Front Bioeng Biotechnol ; 11: 1283898, 2023.
Artigo em Inglês | MEDLINE | ID: mdl-38162186

RESUMO

Biogenic Zinc oxide (ZnO) nanoparticles (NPs) were synthesized from Celosia argentea (C. argentea) plant extract. Structural analysis confirms the successful synthesis of biogenic zinc oxide NPs from C. argentea extract. The biogenic ZnO NPs have an average particle size of 21.55 ± 4.73 nm, a semispherical shape, and a specific surface area of about 50 m2/g. The biogenic ZnO NPs have a powerful radical scavenging activity (Ic50 = 91.24 mg/ml) comparable to ascorbic acid (ASC) as a standard (Ic50 = 14.37 mg/ml). The antibacterial efficacy was tested against gram-positive and gram-negative bacteria using an agar disc diffusion method. Gram-positive strains with biogenic ZnO NPs have a greater bactericidal impact than gram-negative strains in a concentration-dependent manner. Anticancer activity against Liver hepatocellular cells (HepG2) and Human umbilical vein endothelial cells (HUVEC) was evaluated using a [3-(4,5-dimethylthiazol-2-yl)-2,5diphenyl tetrazolium bromide] (MTT) assay.
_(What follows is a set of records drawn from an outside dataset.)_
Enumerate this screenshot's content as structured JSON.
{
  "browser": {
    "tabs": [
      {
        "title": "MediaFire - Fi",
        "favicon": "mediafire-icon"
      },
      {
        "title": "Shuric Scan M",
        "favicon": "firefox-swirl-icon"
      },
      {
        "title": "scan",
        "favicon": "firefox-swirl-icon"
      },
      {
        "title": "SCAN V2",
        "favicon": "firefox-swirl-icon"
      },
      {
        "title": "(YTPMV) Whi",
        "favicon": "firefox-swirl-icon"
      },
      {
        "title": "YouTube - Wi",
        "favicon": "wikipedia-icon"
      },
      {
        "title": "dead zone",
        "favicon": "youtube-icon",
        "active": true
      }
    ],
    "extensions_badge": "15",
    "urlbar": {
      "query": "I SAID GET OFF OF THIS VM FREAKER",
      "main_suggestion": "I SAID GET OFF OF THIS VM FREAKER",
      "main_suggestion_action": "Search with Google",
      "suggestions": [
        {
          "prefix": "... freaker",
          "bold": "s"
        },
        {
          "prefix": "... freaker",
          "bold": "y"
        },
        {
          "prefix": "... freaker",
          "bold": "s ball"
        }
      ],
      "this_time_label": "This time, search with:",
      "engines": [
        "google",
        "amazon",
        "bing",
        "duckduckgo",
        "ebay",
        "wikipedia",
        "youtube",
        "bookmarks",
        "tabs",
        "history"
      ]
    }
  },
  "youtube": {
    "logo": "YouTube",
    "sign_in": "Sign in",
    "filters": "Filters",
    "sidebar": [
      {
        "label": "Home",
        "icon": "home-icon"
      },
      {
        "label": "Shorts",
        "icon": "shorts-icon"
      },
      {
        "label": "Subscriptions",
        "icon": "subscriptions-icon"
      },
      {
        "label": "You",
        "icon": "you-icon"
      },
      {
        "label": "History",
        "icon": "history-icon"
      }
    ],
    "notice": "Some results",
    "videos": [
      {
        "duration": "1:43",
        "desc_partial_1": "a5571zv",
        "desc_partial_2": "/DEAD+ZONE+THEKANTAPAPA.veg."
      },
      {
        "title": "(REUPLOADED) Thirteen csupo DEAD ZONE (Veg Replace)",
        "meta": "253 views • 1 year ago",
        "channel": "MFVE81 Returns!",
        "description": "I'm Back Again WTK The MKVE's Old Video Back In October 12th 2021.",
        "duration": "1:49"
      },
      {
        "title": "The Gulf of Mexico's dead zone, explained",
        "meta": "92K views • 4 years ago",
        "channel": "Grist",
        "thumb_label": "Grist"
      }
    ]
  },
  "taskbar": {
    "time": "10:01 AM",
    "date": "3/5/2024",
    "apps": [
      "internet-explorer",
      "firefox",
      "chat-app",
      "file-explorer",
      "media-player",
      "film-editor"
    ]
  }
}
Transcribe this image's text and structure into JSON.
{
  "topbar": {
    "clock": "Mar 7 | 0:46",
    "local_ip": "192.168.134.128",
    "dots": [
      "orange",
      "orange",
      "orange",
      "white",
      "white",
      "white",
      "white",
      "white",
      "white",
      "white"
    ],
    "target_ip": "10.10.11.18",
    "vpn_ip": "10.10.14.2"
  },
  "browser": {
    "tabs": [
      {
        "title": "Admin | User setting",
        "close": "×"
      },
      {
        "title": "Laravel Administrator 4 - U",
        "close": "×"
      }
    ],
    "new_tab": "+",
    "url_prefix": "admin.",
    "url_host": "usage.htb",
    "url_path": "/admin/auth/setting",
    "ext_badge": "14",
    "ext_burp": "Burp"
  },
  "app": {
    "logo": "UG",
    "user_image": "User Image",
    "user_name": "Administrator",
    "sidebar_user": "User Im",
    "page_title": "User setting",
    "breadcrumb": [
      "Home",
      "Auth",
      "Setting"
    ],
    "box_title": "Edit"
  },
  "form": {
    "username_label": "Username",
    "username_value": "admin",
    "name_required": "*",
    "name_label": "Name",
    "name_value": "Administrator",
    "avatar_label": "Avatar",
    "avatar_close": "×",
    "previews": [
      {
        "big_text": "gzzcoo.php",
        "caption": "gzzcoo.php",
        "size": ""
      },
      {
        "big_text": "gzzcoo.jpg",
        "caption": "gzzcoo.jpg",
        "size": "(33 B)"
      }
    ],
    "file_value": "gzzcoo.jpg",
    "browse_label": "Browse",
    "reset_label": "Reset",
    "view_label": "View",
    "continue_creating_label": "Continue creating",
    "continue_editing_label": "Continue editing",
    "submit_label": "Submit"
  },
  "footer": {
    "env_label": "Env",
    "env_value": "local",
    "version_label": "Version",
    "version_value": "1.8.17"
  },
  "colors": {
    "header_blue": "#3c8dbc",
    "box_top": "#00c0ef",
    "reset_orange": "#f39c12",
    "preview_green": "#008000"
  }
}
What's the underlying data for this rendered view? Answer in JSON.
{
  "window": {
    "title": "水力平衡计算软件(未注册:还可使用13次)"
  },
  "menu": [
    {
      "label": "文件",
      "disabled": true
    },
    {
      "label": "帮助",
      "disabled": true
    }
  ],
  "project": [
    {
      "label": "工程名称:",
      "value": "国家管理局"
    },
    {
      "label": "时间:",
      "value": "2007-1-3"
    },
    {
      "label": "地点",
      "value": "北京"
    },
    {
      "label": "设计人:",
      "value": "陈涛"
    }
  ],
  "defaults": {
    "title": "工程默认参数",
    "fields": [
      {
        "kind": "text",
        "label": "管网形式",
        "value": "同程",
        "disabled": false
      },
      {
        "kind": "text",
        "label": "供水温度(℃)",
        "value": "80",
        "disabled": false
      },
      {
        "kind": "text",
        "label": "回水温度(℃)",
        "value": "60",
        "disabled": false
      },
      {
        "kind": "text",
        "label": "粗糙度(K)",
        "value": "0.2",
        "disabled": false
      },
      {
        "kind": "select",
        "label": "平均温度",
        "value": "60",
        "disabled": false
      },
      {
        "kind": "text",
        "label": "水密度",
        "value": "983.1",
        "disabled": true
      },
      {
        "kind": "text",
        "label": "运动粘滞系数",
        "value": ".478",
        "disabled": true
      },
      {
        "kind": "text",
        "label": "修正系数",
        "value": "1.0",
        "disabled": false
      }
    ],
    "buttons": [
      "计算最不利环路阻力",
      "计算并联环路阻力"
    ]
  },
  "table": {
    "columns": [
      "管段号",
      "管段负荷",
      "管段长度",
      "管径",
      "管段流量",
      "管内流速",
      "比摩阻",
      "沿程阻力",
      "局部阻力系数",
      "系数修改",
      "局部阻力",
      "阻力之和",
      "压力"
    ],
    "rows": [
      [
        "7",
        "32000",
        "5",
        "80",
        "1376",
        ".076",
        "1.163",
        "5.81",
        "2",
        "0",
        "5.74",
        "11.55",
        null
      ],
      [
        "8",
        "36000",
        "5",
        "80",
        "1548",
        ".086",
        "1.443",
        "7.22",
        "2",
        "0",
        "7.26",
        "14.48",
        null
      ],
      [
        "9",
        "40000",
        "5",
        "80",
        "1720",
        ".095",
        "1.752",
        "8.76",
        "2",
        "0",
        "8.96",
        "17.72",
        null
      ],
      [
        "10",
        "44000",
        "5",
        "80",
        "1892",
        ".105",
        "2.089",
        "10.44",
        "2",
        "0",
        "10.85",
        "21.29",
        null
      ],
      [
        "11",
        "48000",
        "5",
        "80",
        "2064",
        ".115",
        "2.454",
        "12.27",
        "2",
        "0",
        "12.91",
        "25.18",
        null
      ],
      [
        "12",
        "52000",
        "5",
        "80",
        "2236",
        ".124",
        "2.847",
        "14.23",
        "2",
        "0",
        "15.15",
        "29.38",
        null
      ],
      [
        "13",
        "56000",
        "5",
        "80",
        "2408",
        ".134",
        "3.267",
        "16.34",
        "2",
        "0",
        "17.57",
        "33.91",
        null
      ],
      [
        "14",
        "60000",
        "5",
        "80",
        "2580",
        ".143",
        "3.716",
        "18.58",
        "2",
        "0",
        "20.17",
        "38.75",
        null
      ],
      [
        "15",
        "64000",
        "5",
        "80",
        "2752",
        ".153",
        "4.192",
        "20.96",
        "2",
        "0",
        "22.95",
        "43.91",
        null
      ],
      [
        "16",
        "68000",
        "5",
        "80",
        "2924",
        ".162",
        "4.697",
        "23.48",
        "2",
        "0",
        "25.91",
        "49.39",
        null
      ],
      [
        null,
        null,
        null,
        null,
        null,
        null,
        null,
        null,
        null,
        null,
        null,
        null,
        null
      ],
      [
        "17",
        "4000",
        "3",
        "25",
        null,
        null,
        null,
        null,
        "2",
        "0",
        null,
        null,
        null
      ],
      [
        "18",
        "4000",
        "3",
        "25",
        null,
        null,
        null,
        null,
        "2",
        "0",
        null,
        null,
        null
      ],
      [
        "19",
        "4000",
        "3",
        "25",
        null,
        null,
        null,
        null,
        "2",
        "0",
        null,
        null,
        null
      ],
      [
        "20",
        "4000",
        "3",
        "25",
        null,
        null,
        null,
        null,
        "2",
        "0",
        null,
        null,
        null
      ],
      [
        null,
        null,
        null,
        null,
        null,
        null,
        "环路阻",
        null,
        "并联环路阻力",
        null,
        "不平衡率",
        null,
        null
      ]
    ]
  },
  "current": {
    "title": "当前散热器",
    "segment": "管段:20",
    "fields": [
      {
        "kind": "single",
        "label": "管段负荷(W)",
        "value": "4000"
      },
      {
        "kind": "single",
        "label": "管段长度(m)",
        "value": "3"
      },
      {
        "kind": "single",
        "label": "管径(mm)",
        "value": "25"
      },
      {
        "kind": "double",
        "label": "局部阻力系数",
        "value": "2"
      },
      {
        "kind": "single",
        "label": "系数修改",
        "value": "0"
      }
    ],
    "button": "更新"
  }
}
The results reflect the concentration-dependent cytotoxic effect of biogenic ZnO NPs against HepG2 cells even at low concentrations (Ic50 = 49.45 µg/ml) compared with doxorubicin (Ic50 = 14.67 µg/ml) and C. argentea extract (Ic50 = 112.24 µg/ml). The cell cycle and gene expression were analyzed to determine the potential anticancer mechanism. The flow cytometric analysis of the cell cycle revealed that biogenic ZnO NPs induce oxidative stress that activates the apoptotic genes NF-κB, CY-C, and P53, leading to cell death. The Celosia argentea improved the antioxidant, antibacterial, and anticancer activities of ZnO NPs without altering their structural properties. The effect of green synthesis on the bioactivity of biogenic ZnO NPs in vivo is recommended for future work.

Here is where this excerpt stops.